Walter Scott was the middle of three boys and a father of four children – two from a first marriage, and two from a second – ages 15 to 24. He previously had been jailed for failure to make child support payments, and he owed several thousand dollars at the time he was killed, according to The Post and Courier. His family says his fear of returning to jail may have been a factor when he was stopped by Slager on April 4.

“We don’t really know why he ran,” says his father, also named Walter, 71. “We think it was because he owed back child support. He had gone to jail before for back support and he didn’t want to go to jail again.”

He adds: “All of the boys were taught to respect law enforcement. Walter would never have tried to resist arrest. We knew none of it sounded like something Walter would try to do.”

Walter Scott’s parents have not seen the video – son Anthony made sure of that.

Says Walter’s younger brother, Rodney, 49: “It has caused me unbelievable anxiety. Every time I think I’ll never talk to him again for the rest of my life, I won’t see his smile, hear his laugh again, I am traumatized all over again. It’s too much.”

Their family has always been close-knit, with family reunions and Sunday dinners together. “Everybody had their favorite meals,” says Walter’s mother, Judy, 71. “Walter’s was ham and macaroni and cheese.”

Judy worked 28 years in support services at a naval base; her husband worked 21 years for the school system during the day, and at night as a custodian. Their three boys all went to the same schools, playing basketball in the carport of their modest North Charleston home and football in the street out front. Each showed musical talent, with young Walter singing tenor in the church choir. And he was a jokester, going to the library to find joke books, and later calling to leave jokes on his father’s phone.

“That’s one of the things I miss the most,” says his dad.

In his 20s the younger Walter did a stint in the Coast Guard. He later attended technical college. He was working in trucking and distribution when he died. His eldest, daughter Samantha, 24, beams when she talks about him. “He was overprotective, he was always asking me about boys,” she says, laughing. “We had a lot of wonderful times.”

Their attorney, Chris Stewart, marvels at the family’s strength. “They have relied heavily on faith; they have managed to stand tall through their sorrow, advocating for positive change in a respectful, peaceful and dignified manner,” he says.

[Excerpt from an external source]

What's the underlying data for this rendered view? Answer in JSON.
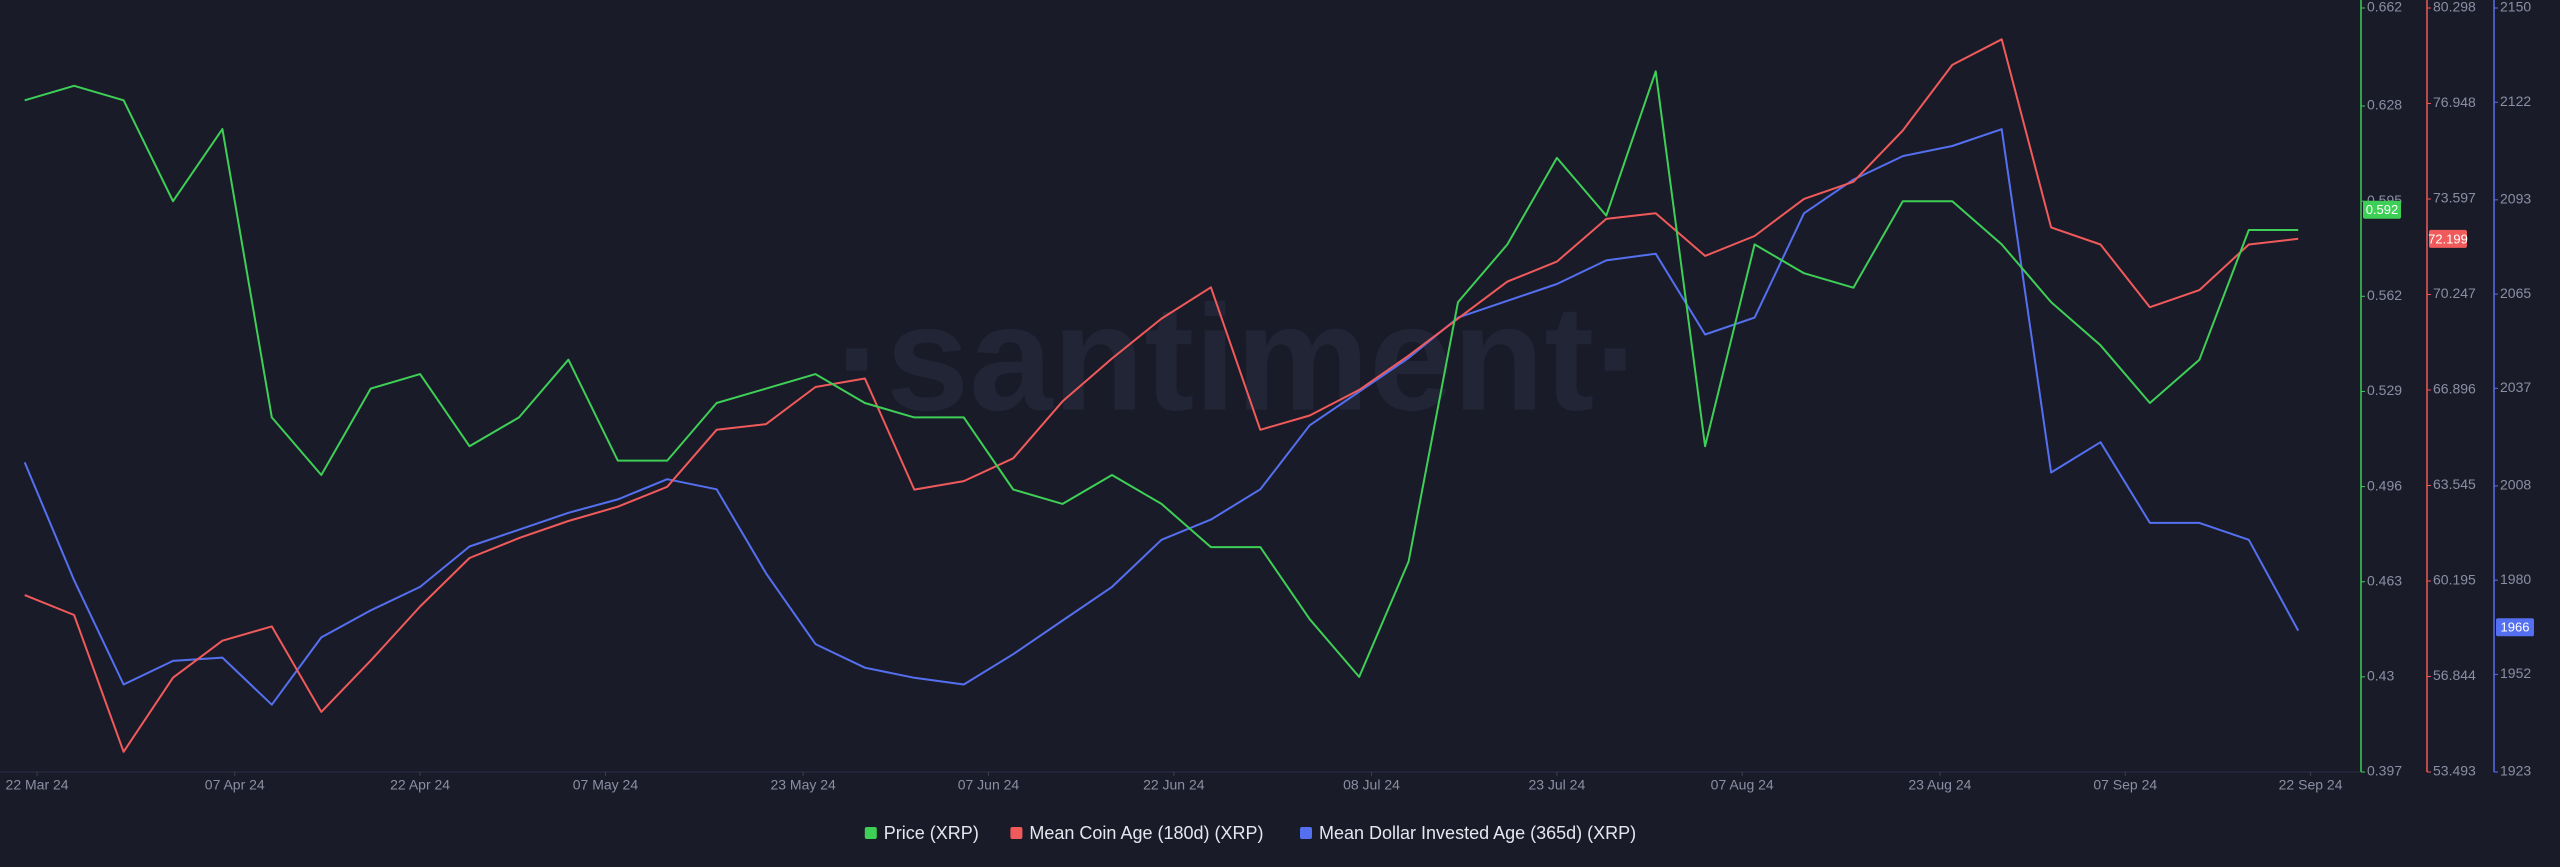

But big brother Anthony is stepping up to advocate for Walter, to make sure he gets justice. “He always said I was the best big brother ever; that’s something to live up to,” he says.

He urges more widespread use of body cameras “so the police are not judge, jury and God anymore. It will make them more accountable, which is a great move.”

He wants an independent investigation whenever there is a police shooting. “It’s not impartial when it is investigated by your own department,” he says.

He also hopes to see reforms in child support. “If you get behind in your child support, you get locked up, lose your job, and all the while it is still adding up,” he says. “You can never get caught up.”

He knows the family’s struggle will continue. “Day to day we take baby steps,” he says, “but the pain will never go away.”

They say they are comforted by the support they’ve received and by their memories. The last time they were all together, the family had stopped by Walter’s house after church. “Mom kept telling me, ‘Tell your brother you love him, give your brother a hug.’ I’m so glad I did,” says Rodney.

Adds Anthony: “My brother would want us to get to the truth, not to be violent, not to cause destruction. Peace is the best way; God will fix the rest.”